|Photo courtesy of the Smithsonian National Museum of American History|
Most of us have stood in an elementary school classroom, right hand over our hearts, staring at a flag and uttering these words before our school day started.
If, for various reasons, you did not participate in the Pledge of Allegiance as a child, you likely still know the words.
What you might not know is where the Pledge of Allegiance came from. Where did it start? Who wrote it? How long have we been saying it? Did our founding fathers stand up and pledge allegiance to a flag?
The short answer is no, our founding fathers did not pledge allegiance to a flag. The Pledge of Allegiance was written by a Baptist minister named Francis Bellamy in 1892. Bellamy wanted to do something special for the 400th anniversary of Columbus' arrival to America, and our nation's first ever celebration of Columbus Day, so he devised the Pledge of Allegiance for a popular children's magazine, Youth's Companion.
The original Pledge of Allegiance was wholly patriotic in nature and it read:
"I pledge allegiance to my flag and to the republic for which it stands, one nation, indivisible, with liberty and justice for all."
You'll notice the first ever Pledge of Allegiance is a little bit different from the one we say now. For Bellamy, the words to focus on were surely 'one nation, indivisible.' Our nation had just come through a horrific Civil War and Bellamy wanted to emphasize the unity of our states.
It wasn't until 1924 that our Pledge of Allegiance was first altered. A National Flag Conference held that year determined that the words 'my flag' should be replaced with the words 'to the flag of the United States of America."
It wasn't until 1954, after the Roman Catholic Knights of Columbus took up the fight to add the words 'under God' to the Pledge of Allegiance that the Pledge as we know it came to exist. The senate also instituted changes to our currency at this time, including the words 'In God we Trust' on all American paper money.
Why did the senate of a famously secular nation decide to add seemingly religious subtext to our Pledge of Allegiance and even our money? Well, the 1950s were during a period of U.S. History commonly referred to as The Red Scare.
We were at odds with the USSR and many people feared a communist takeover of the United States. The legislative act of 1954 that moved to add 'under God' to our Pledge of Allegiance explained that adding these words was to "acknowledge the dependence of our people and our Government...upon the Creator...[and to] deny the atheistic and materialistic concept of Communism."

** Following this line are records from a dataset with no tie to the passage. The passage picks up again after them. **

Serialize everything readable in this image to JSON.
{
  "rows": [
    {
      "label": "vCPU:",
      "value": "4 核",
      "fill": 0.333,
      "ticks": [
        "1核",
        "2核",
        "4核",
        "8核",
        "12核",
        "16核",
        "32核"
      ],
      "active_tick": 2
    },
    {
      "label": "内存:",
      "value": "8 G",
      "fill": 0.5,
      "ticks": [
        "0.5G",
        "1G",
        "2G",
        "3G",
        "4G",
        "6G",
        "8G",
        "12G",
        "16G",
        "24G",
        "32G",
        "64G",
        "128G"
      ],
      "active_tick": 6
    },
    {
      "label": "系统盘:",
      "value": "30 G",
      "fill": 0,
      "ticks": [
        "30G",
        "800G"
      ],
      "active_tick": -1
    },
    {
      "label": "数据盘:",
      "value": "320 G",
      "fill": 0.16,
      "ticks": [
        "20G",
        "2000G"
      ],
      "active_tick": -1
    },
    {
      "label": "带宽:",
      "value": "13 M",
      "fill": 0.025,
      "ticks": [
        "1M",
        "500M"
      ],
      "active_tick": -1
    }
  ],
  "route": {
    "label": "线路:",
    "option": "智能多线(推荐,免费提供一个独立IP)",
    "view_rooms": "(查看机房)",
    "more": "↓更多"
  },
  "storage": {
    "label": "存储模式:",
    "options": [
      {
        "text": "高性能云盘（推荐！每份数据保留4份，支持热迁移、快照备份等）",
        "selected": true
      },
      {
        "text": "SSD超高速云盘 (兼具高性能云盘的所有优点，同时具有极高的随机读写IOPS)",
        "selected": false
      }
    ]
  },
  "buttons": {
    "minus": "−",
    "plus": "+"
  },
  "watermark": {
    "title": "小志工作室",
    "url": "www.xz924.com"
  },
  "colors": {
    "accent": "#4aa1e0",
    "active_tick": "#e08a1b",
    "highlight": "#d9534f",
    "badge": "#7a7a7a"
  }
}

As you can see, the new diction of the Pledge of Allegiance was intrinsically tied to a fear of Communist leanings. The words 'under God' were added to signify that the United States was not a Communist nation and we were setting our country apart from Communist nations by emphasizing a belief in a Creator (though our senate was careful not to emphasize any particular religion over another and it should be noted that atheism was not as readily accepted or tolerated in the 1950s as it is today--though the level of toleration today could certainly be debated).
So on this Fourth of July, our great nation's Independence Day, you can stand proud as you say the Pledge of Allegiance and know that you know the history of those words as you utter them.